For TensorFlow 1.15, TF-TRT inference throughput may regress for certain models by up to 37% compared to the 21.06-tf1 release. This will be fixed in a future release.
The OpenSeq2Seq toolkit is deprecated and will be removed starting in the 21.09-tf1-py3 release. This only affects the TensorFlow 1.x release.
There is a known issue in TensorRT 8.0 regarding accuracy for a certain case of int8 inferencing on A40 and similar GPUs. The version of TF-TRT in TF2 21.08 includes a feature that works around this issue, but TF1 21.08 does not include that feature and may experience the accuracy drop for a small subset of model/data type/batch size combinations on A40. This will be fixed in the next version of TensorRT.
A known regression can reduce the training performance of VGG-16 by up to 12% at certain batch sizes.

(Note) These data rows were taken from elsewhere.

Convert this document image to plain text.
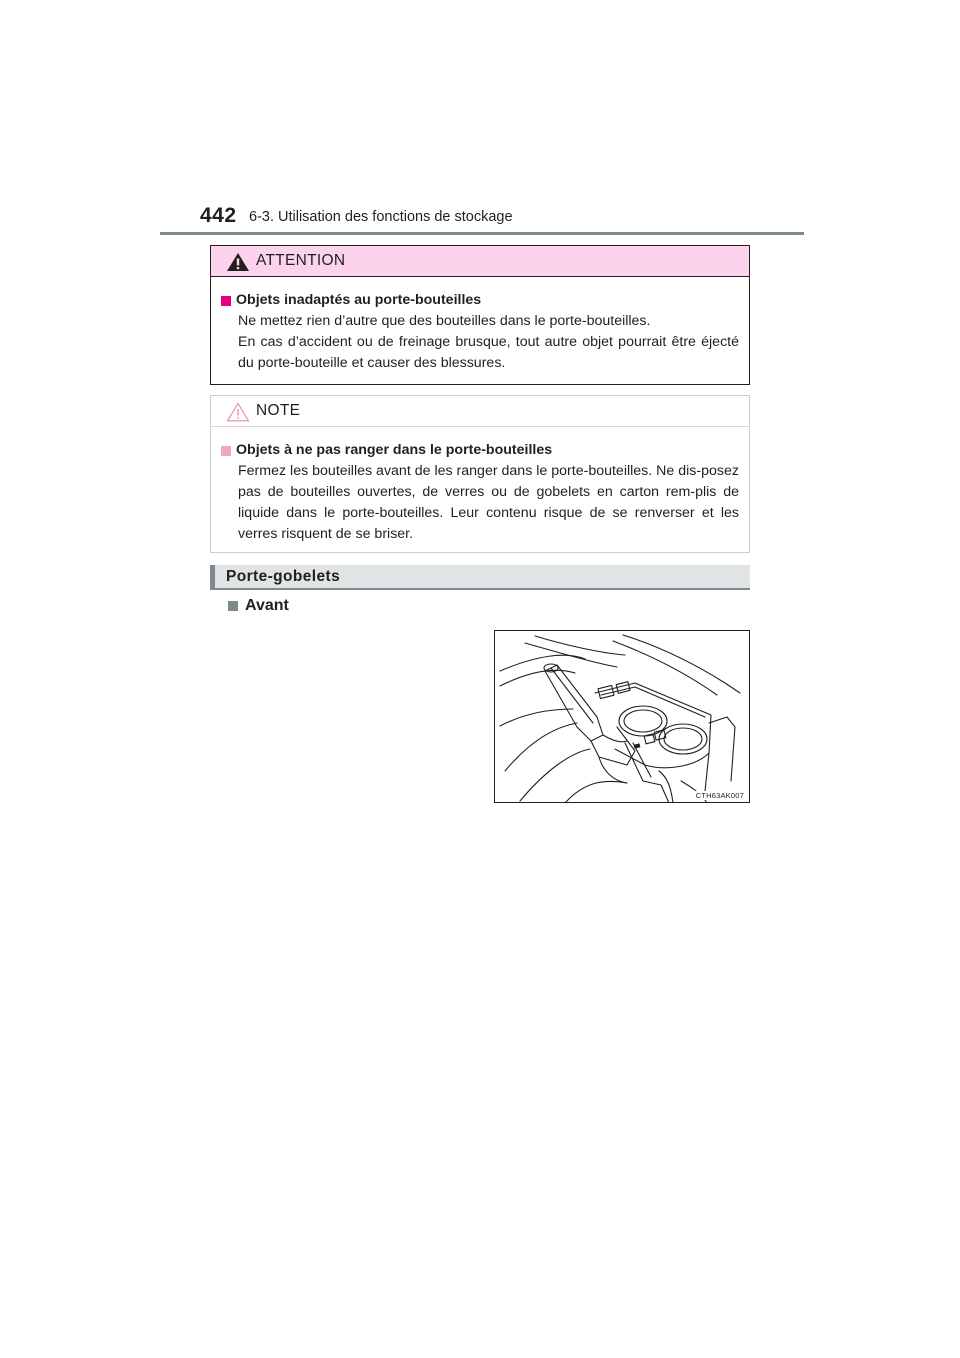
442 6-3. Utilisation des fonctions de stockage
ATTENTION
Objets inadaptés au porte-bouteilles

Ne mettez rien d’autre que des bouteilles dans le porte-bouteilles.

En cas d’accident ou de freinage brusque, tout autre objet pourrait être éjecté du porte-bouteille et causer des blessures.

NOTE
Objets à ne pas ranger dans le porte-bouteilles

Fermez les bouteilles avant de les ranger dans le porte-bouteilles. Ne dis-posez pas de bouteilles ouvertes, de verres ou de gobelets en carton rem-plis de liquide dans le porte-bouteilles. Leur contenu risque de se renverser et les verres risquent de se briser.

Porte-gobelets
Avant
CTH63AK007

There is a known performance regression of up to 30% when training SSD models with fp32 data type on T4 GPUs. This will be addressed in a future release.
There is a known issue where attempting to convert some models using TF-TRT produces an error "Failed to import metagraph". This issue is still under investigation and will be resolved in a future release.